Update on Stratospheric Water Changes
K. Rosenlof1, S. Davis2, P. Young2 and D. Hurst2
1NOAA Earth System Research Laboratory, 325 Broadway, Boulder, CO 80305; 303-97-7761, E-mail: karen.h.rosenlof@noaa.gov
2Cooperative Institute for Research in Environmental Sciences, University of Colorado, Boulder, CO 80309
A recent paper (Hurst et al. 2011) detailed temporal changes in stratospheric water vapor over Boulder for the period 1980-2010. This paper showed periods of varying change, some of which were due to changes in stratospheric methane oxidation. Using satellite observations, we are able to look specifically at the region of stratospheric entry in the tropics. This record, using UARS HALOE and Aura MLS data extends from the early 1990s to the present. There are some notable breakpoints in this record. The drop in water vapor at the end of 2000 has been described in detail (Randel et al. 2006; Rosenlof and Reid, 2007). More recently, in late 2010, another breakpoint occured; in this case the stratospheric entry value of water vapor increased significantly. This starts in late 2010, and a positive anomaly of greater than 0.5 ppmv is seen in the MLS 82 mb tropical data record (Figure 1). In this presentation, we will show the water vapor time series, both in the tropics and at higher latitudes, discuss possible reasons for the noted changes and potential radiative impacts.

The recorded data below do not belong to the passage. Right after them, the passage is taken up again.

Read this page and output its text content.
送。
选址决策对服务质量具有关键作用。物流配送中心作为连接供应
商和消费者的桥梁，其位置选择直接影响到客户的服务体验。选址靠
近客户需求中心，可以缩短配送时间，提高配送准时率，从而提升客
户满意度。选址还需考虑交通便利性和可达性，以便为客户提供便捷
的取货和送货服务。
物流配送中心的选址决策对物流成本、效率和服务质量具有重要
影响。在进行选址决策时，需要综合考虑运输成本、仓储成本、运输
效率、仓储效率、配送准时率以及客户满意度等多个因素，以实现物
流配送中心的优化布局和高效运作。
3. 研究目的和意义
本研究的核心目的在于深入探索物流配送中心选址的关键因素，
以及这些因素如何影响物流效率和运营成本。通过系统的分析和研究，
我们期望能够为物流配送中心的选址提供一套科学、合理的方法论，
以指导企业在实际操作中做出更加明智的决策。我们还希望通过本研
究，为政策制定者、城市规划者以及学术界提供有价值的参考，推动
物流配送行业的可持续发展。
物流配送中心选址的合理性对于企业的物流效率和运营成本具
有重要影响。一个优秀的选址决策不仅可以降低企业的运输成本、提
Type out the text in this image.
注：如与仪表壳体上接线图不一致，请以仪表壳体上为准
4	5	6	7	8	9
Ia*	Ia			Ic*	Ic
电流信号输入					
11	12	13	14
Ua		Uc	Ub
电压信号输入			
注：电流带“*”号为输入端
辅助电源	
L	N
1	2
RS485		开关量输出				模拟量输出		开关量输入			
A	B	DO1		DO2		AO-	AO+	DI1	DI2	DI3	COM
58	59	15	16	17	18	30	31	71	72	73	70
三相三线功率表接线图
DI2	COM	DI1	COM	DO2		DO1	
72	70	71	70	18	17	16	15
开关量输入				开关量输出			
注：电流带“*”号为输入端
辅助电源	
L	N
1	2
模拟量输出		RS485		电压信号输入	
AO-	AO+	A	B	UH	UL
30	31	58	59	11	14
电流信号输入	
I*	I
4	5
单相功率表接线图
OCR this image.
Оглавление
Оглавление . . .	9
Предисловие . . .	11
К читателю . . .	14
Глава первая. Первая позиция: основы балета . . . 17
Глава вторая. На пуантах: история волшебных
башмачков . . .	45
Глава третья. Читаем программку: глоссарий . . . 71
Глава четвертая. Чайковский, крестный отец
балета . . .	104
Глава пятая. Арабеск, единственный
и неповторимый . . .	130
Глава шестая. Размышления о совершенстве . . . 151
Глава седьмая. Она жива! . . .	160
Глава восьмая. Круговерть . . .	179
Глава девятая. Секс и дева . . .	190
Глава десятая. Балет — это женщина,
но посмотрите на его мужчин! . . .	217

Hurst, D.F., S.J. Oltmans, H. Vömel, K.H. Rosenlof,S.M. Davis, E. A.Ray, E.G. Hall, A. F. Jordon (2011), Stratospheric water vapor trendsover Boulder, Colorado: Analysis of the 30 year Boulder record, J. Geophys. Res., 116, D02306, doi:10.1029/2010JD015065.
Randel, W. J., F. Wu, H. Vomel, G. E. Nedoluha, and P. Forster (2006), Decreases in stratospheric water vapor after 2001: Links to changes in the tropical tropopause and the Brewer-Dobson circulation, J. Geophys.Res., 111, D12312, doi:10.1029/2005JD006744.
Rosenlof, K. H., G. C. Reid (2008) Trends in the temperature and water vapor content of the tropical lower stratosphere: Sea surface connection, J. Geophys. Res., 113, D06107, doi:10.1029/2007JD009109.
Figure 1. Top panel, MLS tropical water vapor at 82 mb. This corresponds to the entry value of stratospheric water vapor. Bottom panel, the same time series, shown in anomaly space, with anomalies calculated relative to monthly means.